Biden leads Trump by 17 points as election race enters final stage Democrats


Led by Democratic presidential nominee Joe Biden over Donald Trump, there has been a record 17-point increase as the US election shows its final sprint, an Opinium Research and Guardian Opinion poll.

Some 57% of potential voters intend to vote for Biden, while just 40% say they will vote for the outgoing president, the survey suggests.

The 17-point difference is even larger than the 57% -41% margin CNN received earlier this month. Ronald Reagan decreased the lead to lead the popular vote in his second landslide victory in 1984. Four years later, Democratic candidate Michael Dukakis defeated George HW Bush by 17 points, only to lose, but that election was taken in July so Bush had ample time to recover.

Election days are just three weeks away and millions of votes are already in place, with some Republicans in the race for the presidency, Senate and House of Representatives a scare. Ed Rollins, who advises the Trump Super Supporter Political Action Committee, told the New York Times, “The president’s political climate is terrible. It is a tough fight. “

Asked by the Times whether Trump could still rotate things, Rollins replied: “It’s cooked.”

Opinium findings for the Guardian show that a busy month saw the death of Supreme Court judge Ruth Beder Ginsberg, Trump’s disastrous debate demonstration and the White House outbreak of coronoviruses that infected the president, the Democratic Came decisively in favor of the Democrats.

Biden has gained five percentage points among unsure voters since September. Democrats also injected momentum into current supporters, with voters for Biden now likely to increase from 75% to 82% in September.

The former vice president now leads healthcare, race relations, jobs, and even the economy (45% to 43%), commonly seen as Trump’s signature issue. His reputation as a successful businessman was successful in his investigation of his tax affairs from the New York Times.

The research also highlights some major differences from the 2016 election when Trump admitted Hillary Clinton to the Electoral College.

Both Trump and Clinton were historically unpopular. The President again has a negative approval rating of -11%, with two in five (42%) strongly disapproving of how he is handling the presidency. But this time Biden has a strong positive approval rating of + 18%. More than half (52%) voters approve of his campaign.

Clinton also fared poorly on questions alleging sexism of “possibility” and voters would go with voters for a beer. But in 2020 voters say Biden is more likely than Trump by a 57% to 32% margin.

And while Trump’s “crooked Hillary” label and accusations seemed to stick, his efforts to portray Biden as mentally unstable appear to be diminishing. In fact, voters say the 77-year-old Biden has better mental stamina than the 74-year-old Trump by a margin of 48% to 44%.

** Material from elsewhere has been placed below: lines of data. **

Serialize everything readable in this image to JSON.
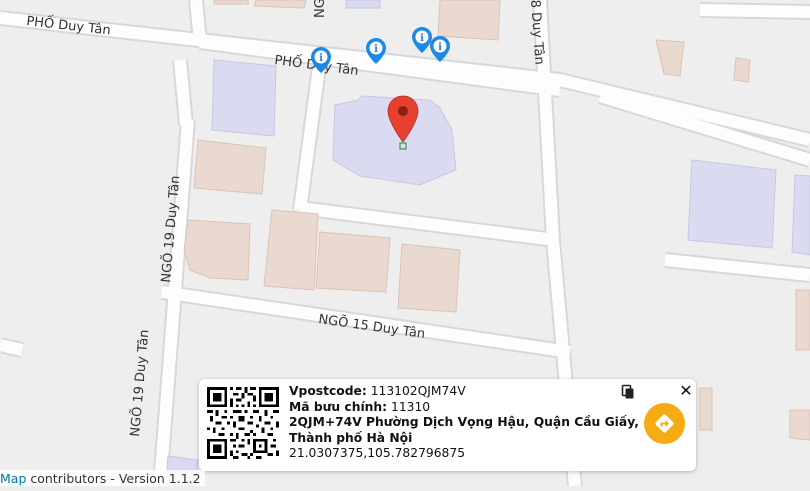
{
  "map": {
    "streets": [
      {
        "id": "pho-duy-tan-west",
        "label": "PHỐ Duy Tân"
      },
      {
        "id": "pho-duy-tan-center",
        "label": "PHỐ Duy Tân"
      },
      {
        "id": "ngo-19-upper",
        "label": "NGÕ 19 Duy Tân"
      },
      {
        "id": "ngo-19-lower",
        "label": "NGÕ 19 Duy Tân"
      },
      {
        "id": "ngo-15",
        "label": "NGÕ 15 Duy Tân"
      },
      {
        "id": "ngo-top",
        "label": "NGÕ"
      },
      {
        "id": "ngo-8",
        "label": "8 Duy Tân"
      }
    ],
    "marker_icon": "map-pin-icon",
    "poi_icon": "info-pin-icon",
    "poi_count": 4,
    "colors": {
      "land": "#eeeeee",
      "road": "#fdfdfd",
      "road_edge": "#d9d9d9",
      "building_blue": "#dadbf0",
      "building_tan": "#ead9cf",
      "marker": "#e8402e",
      "poi": "#1e88e5",
      "direction": "#f7ab12"
    }
  },
  "info_card": {
    "vpostcode_label": "Vpostcode:",
    "vpostcode_value": "113102QJM74V",
    "postal_label": "Mã bưu chính:",
    "postal_value": "11310",
    "address_line1": "2QJM+74V Phường Dịch Vọng Hậu, Quận Cầu Giấy,",
    "address_line2": "Thành phố Hà Nội",
    "coordinates": "21.0307375,105.782796875",
    "copy_icon": "copy-icon",
    "close_label": "✕",
    "directions_icon": "directions-icon"
  },
  "attribution": {
    "link_text": "Map",
    "text": " contributors - Version 1.1.2"
  }
}
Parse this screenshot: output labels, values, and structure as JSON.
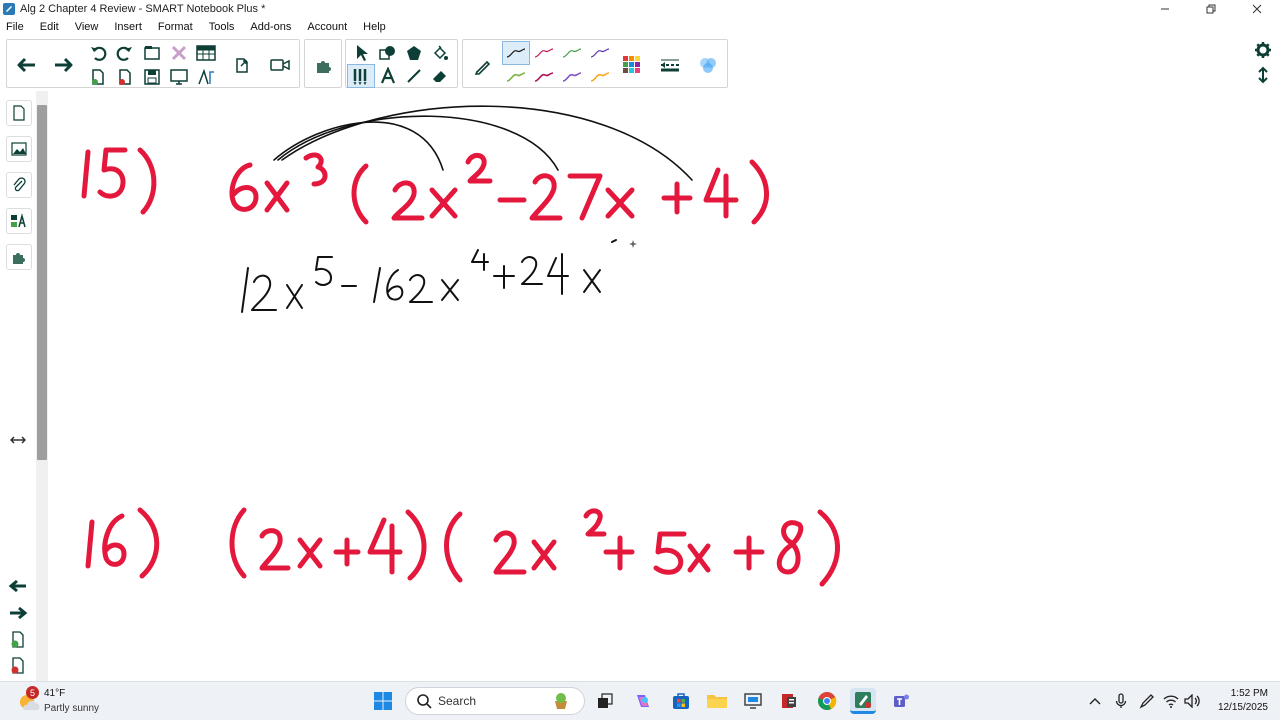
{
  "window": {
    "title": "Alg 2 Chapter 4 Review - SMART Notebook Plus *",
    "controls": [
      "minimize-icon",
      "restore-icon",
      "close-icon"
    ]
  },
  "menu": {
    "items": [
      "File",
      "Edit",
      "View",
      "Insert",
      "Format",
      "Tools",
      "Add-ons",
      "Account",
      "Help"
    ]
  },
  "toolbar": {
    "icons": [
      "back-arrow-icon",
      "forward-arrow-icon",
      "undo-icon",
      "redo-icon",
      "screen-shade-icon",
      "delete-icon",
      "table-icon",
      "new-page-icon",
      "delete-page-icon",
      "save-icon",
      "display-icon",
      "measure-tools-icon",
      "open-window-icon",
      "record-icon",
      "add-ons-icon",
      "select-icon",
      "shapes-icon",
      "polygon-icon",
      "fill-icon",
      "pen-tools-icon",
      "text-icon",
      "line-icon",
      "eraser-icon",
      "pen-icon",
      "colors-icon",
      "line-style-icon",
      "transparency-icon"
    ],
    "pen_colors": [
      "#1a1a1a",
      "#c2185b",
      "#43a047",
      "#5e35b1",
      "#7cb342",
      "#ad1457",
      "#7e57c2",
      "#f9a825"
    ]
  },
  "canvas": {
    "problems": [
      {
        "number": "15)",
        "expression": "6x³(2x² − 27x + 4)",
        "work": "12x⁵ − 162x⁴ + 24x"
      },
      {
        "number": "16)",
        "expression": "(2x+4)(2x² + 5x + 8)"
      }
    ],
    "ink_color": "#e3183c",
    "work_color": "#111111"
  },
  "taskbar": {
    "weather": {
      "temp": "41°F",
      "desc": "Partly sunny",
      "badge": "5"
    },
    "search_label": "Search",
    "clock": {
      "time": "1:52 PM",
      "date": "12/15/2025"
    },
    "apps": [
      "windows-start-icon",
      "search-icon",
      "widgets-icon",
      "task-view-icon",
      "copilot-icon",
      "store-icon",
      "file-explorer-icon",
      "remote-icon",
      "office-icon",
      "chrome-icon",
      "smart-notebook-icon",
      "teams-icon"
    ]
  }
}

Opinium surveyed 2,003 American adults over 18 or from 8 to 12 October. Interviews were conducted online and sampled and weighted to match the demographics of the US adult population as well as factoring in levels of education and matching the previous vote in recent elections.

Trump with first lady before first presidential debate in Cleveland. Only 30% of voters expect to know who the winner is on election night. Photo: Carlos Baria / Reuters

Trump’s core support is fiercely loyal, and is still turning up in his revived campaign rallies, but there is evidence of some Americans being against him in battlegrounds like Michigan, Pennsylvania and Wisconsin.

Nearly two to three (62%) of ex-Trump voters (who voted for him in 2016, but will not do so this year) say that the reason they deal with the coronovirus epidemic is that they switched their votes. In addition, nearly half (47%) of ex-Trump voters say their personality and behavior contributed to the switch.

Democrats have said that a major victory is the safest way to avoid protracted legal disputes that can also lead to street violence. Trump has spent months undermining the credibility of the election in general and mail-in voting in particular.

The Opinium found that Biden’s leadership depends on the success of mail-in voting, likely to hit record levels during the epidemic. Some 55% of in-person voters intend to vote for Trump while 42% intend to vote for Biden. But when it comes to mail-in voters, 75% intend to vote for Biden and only 22% intend to vote for Trump.

As a result, the US may see a so-called “red mirage” in which Trump appears to have won based on the initial count of in-person votes, only to be overtaken by Biden’s mail-in ballots or the day after. Only 30% of voters expect to know who the winner is on election night.

There are apprehensions that Trump will use that time to spread conspiracy theories and declare victory. Half (50%) of the voters are concerned that if the President loses the election, he will not accept. There is a partisan split: Two-thirds (66%) of Trump voters are worried that the election will be rigged.

Meanwhile, Republicans are running to confirm Amy Connie Barrett in the Supreme Court before Election Day. More than half (55%) of Americans think that if Barrett joined it, the court would be skewed toward a conservative view. A third (32%) think it will be “too conservative”.

Subsequently, two in five (41%) think the new court will vote to overturn the historic Rudd v Wade legalizing abortion ruling in the country. This is despite a plurality of support for the ruling (45%).